With the four-seat Supercab and the short bed, the Raptor is big but not unwieldy. You have to check your mirrors constantly in traffic because of the Raptor’s wide stance, but it managed Saturday Downtown Detroit traffic without a hitch. At stop lights, people would stare at the towering Raptor and look over its massive F-O-R-D emblazoned grille and various Raptor decals. There’s no mistaking this for an F-150 work truck. If you’re looking to make a fashion statement in a city center, it’s hard to top the Raptor — literally. And you will be the center of attention. At least I was, which might have coincided with a country music concert happening at the Fox theater.
The 3.5-liter EcoBoost V6 is plenty potent, and the 10-speed transmission helps keep the engine where it’s making power. That said, it’s hard not to miss the V8. The V6 makes a ton of turbo noise, which is great, but lacks the thunderous exhaust and underhood rumble you’d expect from a pickup with the Raptor’s attitude.

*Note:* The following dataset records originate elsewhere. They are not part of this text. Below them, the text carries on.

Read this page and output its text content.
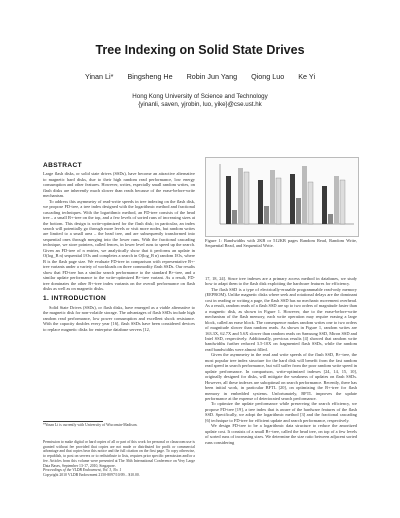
Tree Indexing on Solid State Drives
Yinan Li* Bingsheng He Robin Jun Yang Qiong Luo Ke Yi
Hong Kong University of Science and Technology
{yinanli, saven, yjrobin, luo, yike}@cse.ust.hk
ABSTRACT

Large flash disks, or solid state drives (SSDs), have become an attractive alternative to magnetic hard disks, due to their high random read performance, low energy consumption and other features. However, writes, especially small random writes, on flash disks are inherently much slower than reads because of the erase-before-write mechanism.

To address this asymmetry of read-write speeds in tree indexing on the flash disk, we propose FD-tree, a tree index designed with the logarithmic method and fractional cascading techniques. With the logarithmic method, an FD-tree consists of the head tree – a small B+-tree on the top, and a few levels of sorted runs of increasing sizes at the bottom. This design is write-optimized for the flash disk; in particular, an index search will potentially go through more levels or visit more nodes, but random writes are limited to a small area – the head tree, and are subsequently transformed into sequential ones through merging into the lower runs. With the fractional cascading technique, we store pointers, called fences, in lower level runs to speed up the search. Given an FD-tree of n entries, we analytically show that it performs an update in O(log_B n) sequential I/Os and completes a search in O(log_B n) random I/Os, where B is the flash page size. We evaluate FD-tree in comparison with representative B+-tree variants under a variety of workloads on three commodity flash SSDs. Our results show that FD-tree has a similar search performance to the standard B+-tree, and a similar update performance to the write-optimized B+-tree variant. As a result, FD-tree dominates the other B+-tree index variants on the overall performance on flash disks as well as on magnetic disks.

1. INTRODUCTION

Solid State Drives (SSDs), or flash disks, have emerged as a viable alternative to the magnetic disk for non-volatile storage. The advantages of flash SSDs include high random read performance, low power consumption and excellent shock resistance. With the capacity doubles every year [16], flash SSDs have been considered devices to replace magnetic disks for enterprise database servers [12,

*Yinan Li is currently with University of Wisconsin-Madison.
Permission to make digital or hard copies of all or part of this work for personal or classroom use is granted without fee provided that copies are not made or distributed for profit or commercial advantage and that copies bear this notice and the full citation on the first page. To copy otherwise, to republish, to post on servers or to redistribute to lists, requires prior specific permission and/or a fee. Articles from this volume were presented at The 36th International Conference on Very Large Data Bases, September 13-17, 2010, Singapore.
Proceedings of the VLDB Endowment, Vol. 3, No. 1
Copyright 2010 VLDB Endowment 2150-8097/10/09... $10.00.
Figure 1: Bandwidths with 2KB or 512KB pages Random Read, Random Write, Sequential Read, and Sequential Write.

17, 18, 24]. Since tree indexes are a primary access method in databases, we study how to adapt them to the flash disk exploiting the hardware features for efficiency.

The flash SSD is a type of electrically-erasable programmable read-only memory (EEPROM). Unlike magnetic disks where seek and rotational delays are the dominant cost in reading or writing a page, the flash SSD has no mechanic movement overhead. As a result, random reads of a flash SSD are up to two orders of magnitude faster than a magnetic disk, as shown in Figure 1. However, due to the erase-before-write mechanism of the flash memory, each write operation may require erasing a large block, called an erase block. The consequence makes random writes one to two orders of magnitude slower than random reads. As shown in Figure 1, random writes are 163.3X, 62.7X and 5.6X slower than random reads on Samsung SSD, Mtron SSD and Intel SSD, respectively. Additionally, previous results [4] showed that random write bandwidths further reduced 3.5-10X on fragmented flash SSDs, while the random read bandwidths were almost filled.

Given the asymmetry in the read and write speeds of the flash SSD, B+-tree, the most popular tree index structure for the hard disk will benefit from the fast random read speed in search performance, but will suffer from the poor random write speed in update performance. In comparison, write-optimized indexes [24, 14, 15, 10], originally designed for disks, will mitigate the weakness of updates on flash SSDs. However, all these indexes are suboptimal on search performance. Recently, there has been initial work, in particular BFTL [20], on optimizing the B+-tree for flash memory in embedded systems. Unfortunately, BFTL improves the update performance at the expense of deteriorated search performance.

To optimize the update performance while preserving the search efficiency, we propose FD-tree [19], a tree index that is aware of the hardware features of the flash SSD. Specifically, we adopt the logarithmic method [3] and the fractional cascading [6] technique to FD-tree for efficient update and search performance, respectively.

We design FD-tree to be a logarithmic data structure to reduce the amortized update cost. It consists of a small B+-tree, called the head tree, on top of a few levels of sorted runs of increasing sizes. We determine the size ratio between adjacent sorted runs considering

Since it’s capable of conquering anything off-road, pothole-riddled Midwestern streets are a moot point. The truck handles divots and holes with ease, and the massive sidewalls deflect most of the damage-inducing shock. From there, the Fox dampers handle the job of supporting the truck through the struggles of an urban commute. This could probably blow through most of these neighborhoods — houses, curbs, lawn furniture and all — without breaking a sweat.
If you’re looking to get noticed, and don’t want to shell out the coin for a Ferrari, Pagani or Rolls-Royce, the Raptor will get you eyes. Afterward, perhaps, you’ll dive deeper into the pickup’s toolbox and take the thing far off-road and treat yourself to an adventure. Or, just tool around and buy a new pair of glasses, like I did.